Not long following the open letter led by Elon Musk to stop AI training was issued, OpenAI, the representative company of this round of AI boom, ushered in another public challenge.earlier non-profit organizationCenter for Artificial Intelligence and Digital PolicyFiled a complaint with the US FTC, claiming that large-scale language AI models such as GPT-4 released by OpenAI violated the FTC Act. The reason given is that these models are “biased and deceptive” and will threaten privacy and public safety. At the same time, they do not meet the FTC’s requirements for AI to be transparent, fair and easy to understand.
The center wants the FTC to investigate OpenAI and suspend subsequent releases of large language models until they meet the FTC’s guidelines. They also suggested that OpenAI must introduce independent audits before launching GPT products and services, and suggested that the FTC establish a formal standard for incident reporting systems and generative AI. Neither the FTC nor OpenAI has yet responded to the matter.

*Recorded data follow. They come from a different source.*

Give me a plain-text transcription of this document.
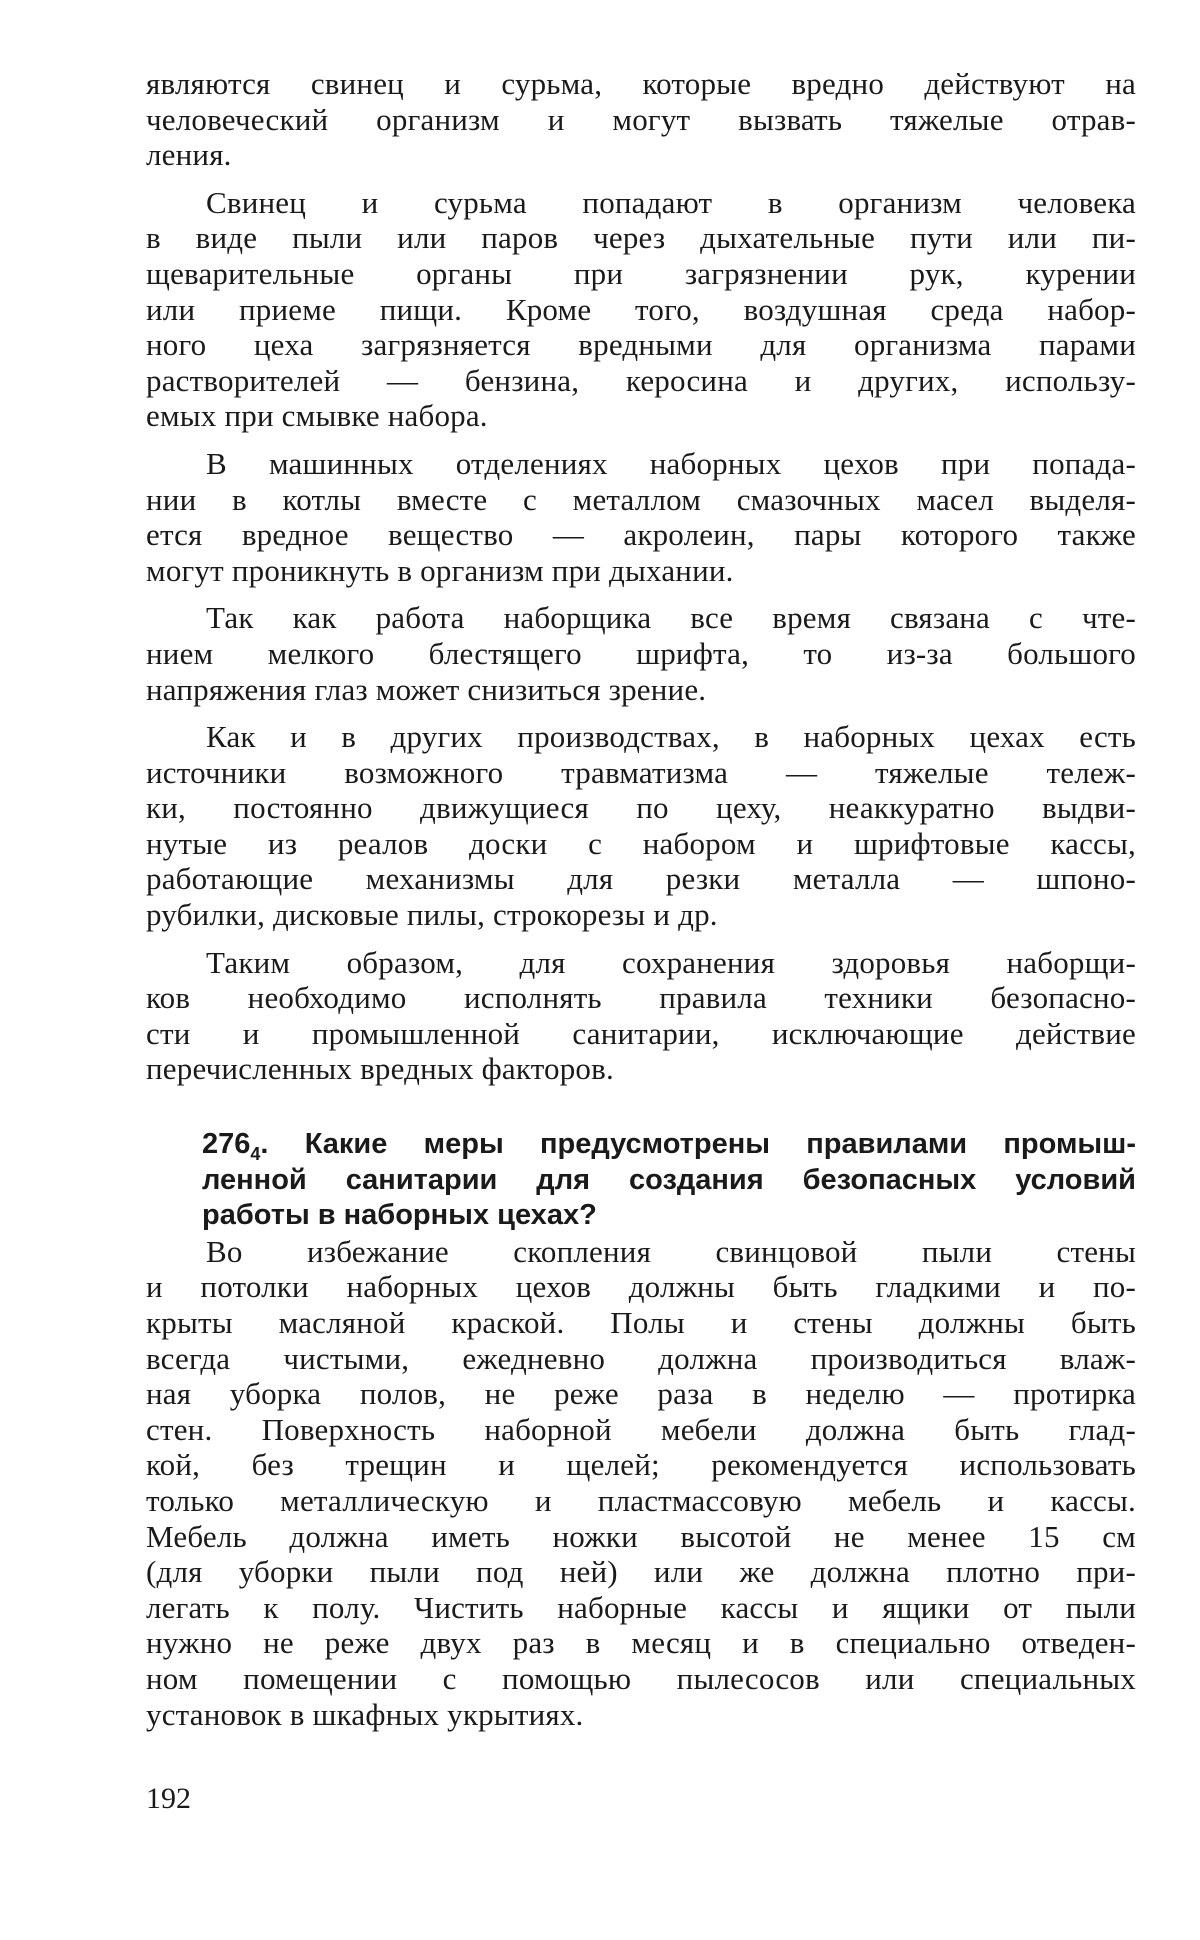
являются свинец и сурьма, которые вредно действуют на
человеческий организм и могут вызвать тяжелые отрав-
ления.
Свинец и сурьма попадают в организм человека
в виде пыли или паров через дыхательные пути или пи-
щеварительные органы при загрязнении рук, курении
или приеме пищи. Кроме того, воздушная среда набор-
ного цеха загрязняется вредными для организма парами
растворителей — бензина, керосина и других, использу-
емых при смывке набора.
В машинных отделениях наборных цехов при попада-
нии в котлы вместе с металлом смазочных масел выделя-
ется вредное вещество — акролеин, пары которого также
могут проникнуть в организм при дыхании.
Так как работа наборщика все время связана с чте-
нием мелкого блестящего шрифта, то из-за большого
напряжения глаз может снизиться зрение.
Как и в других производствах, в наборных цехах есть
источники возможного травматизма — тяжелые тележ-
ки, постоянно движущиеся по цеху, неаккуратно выдви-
нутые из реалов доски с набором и шрифтовые кассы,
работающие механизмы для резки металла — шпоно-
рубилки, дисковые пилы, строкорезы и др.
Таким образом, для сохранения здоровья наборщи-
ков необходимо исполнять правила техники безопасно-
сти и промышленной санитарии, исключающие действие
перечисленных вредных факторов.
$276_4$. Какие меры предусмотрены правилами промыш-
ленной санитарии для создания безопасных условий
работы в наборных цехах?
Во избежание скопления свинцовой пыли стены
и потолки наборных цехов должны быть гладкими и по-
крыты масляной краской. Полы и стены должны быть
всегда чистыми, ежедневно должна производиться влаж-
ная уборка полов, не реже раза в неделю — протирка
стен. Поверхность наборной мебели должна быть глад-
кой, без трещин и щелей; рекомендуется использовать
только металлическую и пластмассовую мебель и кассы.
Мебель должна иметь ножки высотой не менее 15 см
(для уборки пыли под ней) или же должна плотно при-
легать к полу. Чистить наборные кассы и ящики от пыли
нужно не реже двух раз в месяц и в специально отведен-
ном помещении с помощью пылесосов или специальных
установок в шкафных укрытиях.
192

It is worth mentioning that Marc Rotenberg, chairman of the Center for Artificial Intelligence and Digital Policy, also signed the open letter mentioned at the beginning. He advocates for a six-month shutdown of AI researchers to allow time for research and discussion on the ethics of superpowerful AI. At present, ChatGPT-like robots are in the limelight for a while, but there are already many critics in the market, who believe that there are errors, prejudice, hate speech and other problems in their output results. In fact, OpenAI itself has warned that AI may “reinforce” the user’s thinking, regardless of whether the information it outputs is correct or not. Users should double-check its content, but at this point, current users don’t seem to care that much.